Hukum
dan Kepentingan Publik
Masdar Hilmy ; Wakil Direktur Pascasarjana UIN Sunan Ampel
|
KOMPAS, 25 Mei 2015
Sudah
jamak dimaklumi, Indonesia adalah negara hukum (rechtsstaat). Di negara semacam ini, semua tindakan individu dan
institusi tidak bisa dilepaskan dari kerangka aturan dan hukum yang mengikat
semua warga negara.
Namun,
kita tidak boleh lupa bahwa sebuah negara hukum adalah hasil dari proses
konstruksi. Legalitas dan konstitusionalisme yang berlaku di dalamnya tidak
dapat ditegakkan tanpa kesadaran dari individu dan institusi terkait tentang
pentingnya hukum dan peraturan perundangan di ruang publik.
Di
sebuah negara hukum yang ideal, setiap pasal dan butir-butir peraturan
perundangan semestinya merefleksikan irisan kepentingan yang kuat bagi
kepentingan setiap warga negara, tanpa kecuali. Dengan hukum dan konstitusi,
hak-hak warga terjaga dari ancaman pihak-pihak tertentu yang dapat menggerus
eksistensi individu warga dan kepentingan publik. Memang sebuah konstitusi
tidak mungkin bisa memuaskan semua orang, tetapi target utamanya adalah
melindungi kepentingan sebanyak mungkin warga negara.
Batu sandungan
Namun,
mengonstruksi negara hukum yang ideal bukan soal mudah. Selalu ada banyak
batu sandungan yang akan mereduksi, bahkan menggagalkan terciptanya negara
hukum yang ideal itu. Batu sandungan pertama adalah "proseduralisme
hukum" yang banal, positivistik, dan mengabaikan rasa keadilan.

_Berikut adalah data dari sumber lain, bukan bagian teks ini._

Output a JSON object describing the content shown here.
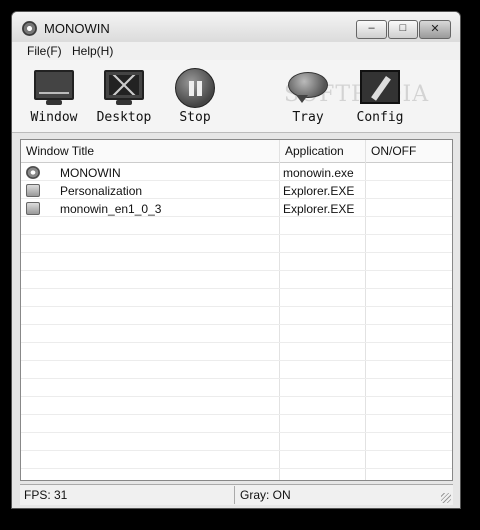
{
  "window": {
    "title": "MONOWIN"
  },
  "menu": {
    "items": [
      {
        "label": "File(F)"
      },
      {
        "label": "Help(H)"
      }
    ]
  },
  "toolbar": {
    "window_label": "Window",
    "desktop_label": "Desktop",
    "stop_label": "Stop",
    "tray_label": "Tray",
    "config_label": "Config"
  },
  "watermark": "SOFTPEDIA",
  "list": {
    "columns": [
      "Window Title",
      "Application",
      "ON/OFF"
    ],
    "rows": [
      {
        "icon": "gear-icon",
        "title": "MONOWIN",
        "application": "monowin.exe",
        "onoff": ""
      },
      {
        "icon": "folder-icon",
        "title": "Personalization",
        "application": "Explorer.EXE",
        "onoff": ""
      },
      {
        "icon": "folder-icon",
        "title": "monowin_en1_0_3",
        "application": "Explorer.EXE",
        "onoff": ""
      }
    ]
  },
  "status": {
    "fps": "FPS: 31",
    "gray": "Gray: ON"
  }
}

Penegakan hukum semacam ini hanya memperhatikan aspek legal-formal sebuah
diksi hukum, tetapi mengabaikan rasa keadilan dan kepentingan publik.
Proseduralisme
hukum tergambar dari penegakan hukum terhadap para pelanggar hukum
"kecil" (petty crimes)
yang "benar" menurut kategori positivisme hukum, tetapi mengabaikan
rasa keadilan publik. Kasus Asyani, seorang nenek yang mencuri kayu jati; dan
Minah, nenek yang mencuri tiga biji kakao, adalah contohnya. Memang kejahatan
tidak mengenal ukuran. Besar atau kecil tetaplah kejahatan yang harus
dihukum. Tapi, bukankah menghukum pencuri kecil, tetapi membiarkan pencuri
besar justru merupakan kejahatan lebih besar?
Batu
sandungan kedua adalah "pemelintiran" atau pembelokan hukum oleh
sejumlah elite hukum dari moral yang sebenarnya dengan cara memanipulasi
pasal-pasal hukum hanya mengakomodasi kepentingan segelintir orang. Memang
diksi hukum bersifat literal, tidak multitafsir. Namun, pengonstruksiannya
adalah proses subyektif yang tak kebal terhadap manipulasi dan rekayasa.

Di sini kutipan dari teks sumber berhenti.